Robert Carnell, ING's regional head of research and chief economist for Asia-Pacific, forecast that inflation may decrease to 3.3% from the nine-month high of 4.4% recorded in July.
Meanwhile, Jun Neri, lead economist at Ayala-led Bank of the Philippine Islands, estimates that inflation likely declined to 3.6% in August, attributing the drop to a reduction in key food item prices from the previous month.
However, he noted that rising transport and energy costs could present upward risks to inflation.
Sarah Tan, an economist at Moody’s Analytics, also expects inflation to remain at 3.6% in August, attributing this to reduced tariff rates on rice, which may exert downward pressure on rice prices.
“The impact from Typhoon Carina that struck in July is expected to show up in August’s print in terms of higher prices for agricultural produce like vegetables,” she said.

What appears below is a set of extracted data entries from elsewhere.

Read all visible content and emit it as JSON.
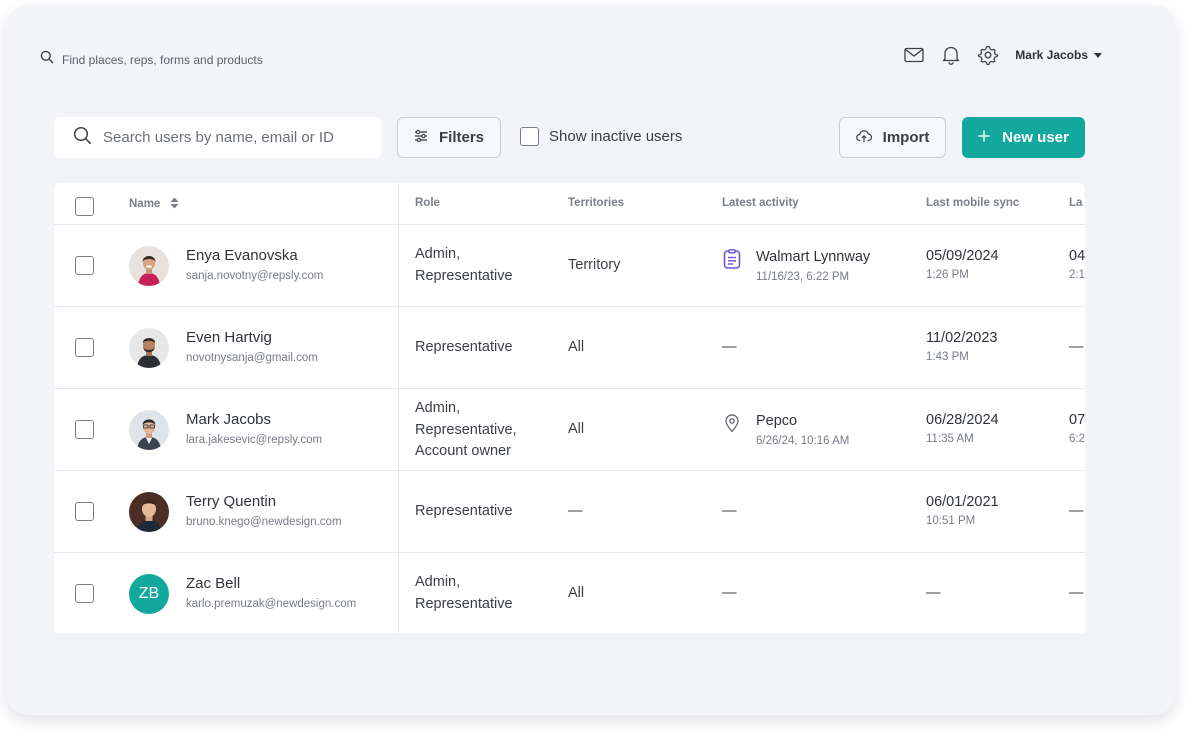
{
  "topbar": {
    "search_placeholder": "Find places, reps, forms and products",
    "user_name": "Mark Jacobs",
    "icons": [
      "mail-icon",
      "bell-icon",
      "gear-icon"
    ]
  },
  "toolbar": {
    "search_placeholder": "Search users by name, email or ID",
    "filters_label": "Filters",
    "inactive_label": "Show inactive users",
    "import_label": "Import",
    "new_user_label": "New user",
    "accent_color": "#13a89e"
  },
  "table": {
    "columns": {
      "name": "Name",
      "role": "Role",
      "territories": "Territories",
      "latest_activity": "Latest activity",
      "last_mobile_sync": "Last mobile sync",
      "last_col_partial": "La"
    },
    "rows": [
      {
        "name": "Enya Evanovska",
        "email": "sanja.novotny@repsly.com",
        "role_lines": [
          "Admin,",
          "Representative"
        ],
        "territories": "Territory",
        "activity": {
          "icon": "form-icon",
          "name": "Walmart Lynnway",
          "time": "11/16/23, 6:22 PM"
        },
        "sync": {
          "date": "05/09/2024",
          "time": "1:26 PM"
        },
        "last": {
          "date": "04",
          "time": "2:1"
        }
      },
      {
        "name": "Even Hartvig",
        "email": "novotnysanja@gmail.com",
        "role_lines": [
          "Representative"
        ],
        "territories": "All",
        "activity_dash": "—",
        "sync": {
          "date": "11/02/2023",
          "time": "1:43 PM"
        },
        "last_dash": "—"
      },
      {
        "name": "Mark Jacobs",
        "email": "lara.jakesevic@repsly.com",
        "role_lines": [
          "Admin,",
          "Representative,",
          "Account owner"
        ],
        "territories": "All",
        "activity": {
          "icon": "location-pin-icon",
          "name": "Pepco",
          "time": "6/26/24, 10:16 AM"
        },
        "sync": {
          "date": "06/28/2024",
          "time": "11:35 AM"
        },
        "last": {
          "date": "07",
          "time": "6:2"
        }
      },
      {
        "name": "Terry Quentin",
        "email": "bruno.knego@newdesign.com",
        "role_lines": [
          "Representative"
        ],
        "territories_dash": "—",
        "activity_dash": "—",
        "sync": {
          "date": "06/01/2021",
          "time": "10:51 PM"
        },
        "last_dash": "—"
      },
      {
        "name": "Zac Bell",
        "initials": "ZB",
        "email": "karlo.premuzak@newdesign.com",
        "role_lines": [
          "Admin,",
          "Representative"
        ],
        "territories": "All",
        "activity_dash": "—",
        "sync_dash": "—",
        "last_dash": "—"
      }
    ]
  }
}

Moody’s Analytics predicts that inflation will remain within the Bangko Sentral ng Pilipinas (BSP) target range of 2% to 4% for the remainder of the year, The Philippine Star reports.
However, inflation may settle at 3.7%, predominantly fuelled by weak rice imports and heavy rainfall impacting local food production, says Security Bank chief economist, Robert Dan Roces.
“However, the overall inflationary pressure may be partially offset by a stronger Philippine Peso and lower oil prices in August, which could mitigate imported inflation and reduce transportation costs,” Roces said.
Furthermore, chief economist for emerging Asia at Pantheon Macroeconomics, Miguel Chanco forecasts inflation to ease to 4.1% in August due to lower pump prices last month.
“Inflation should fall more dramatically from September, as favourable food-price base effects kick in, stemming from the surge in rice prices around this time last year,” he said.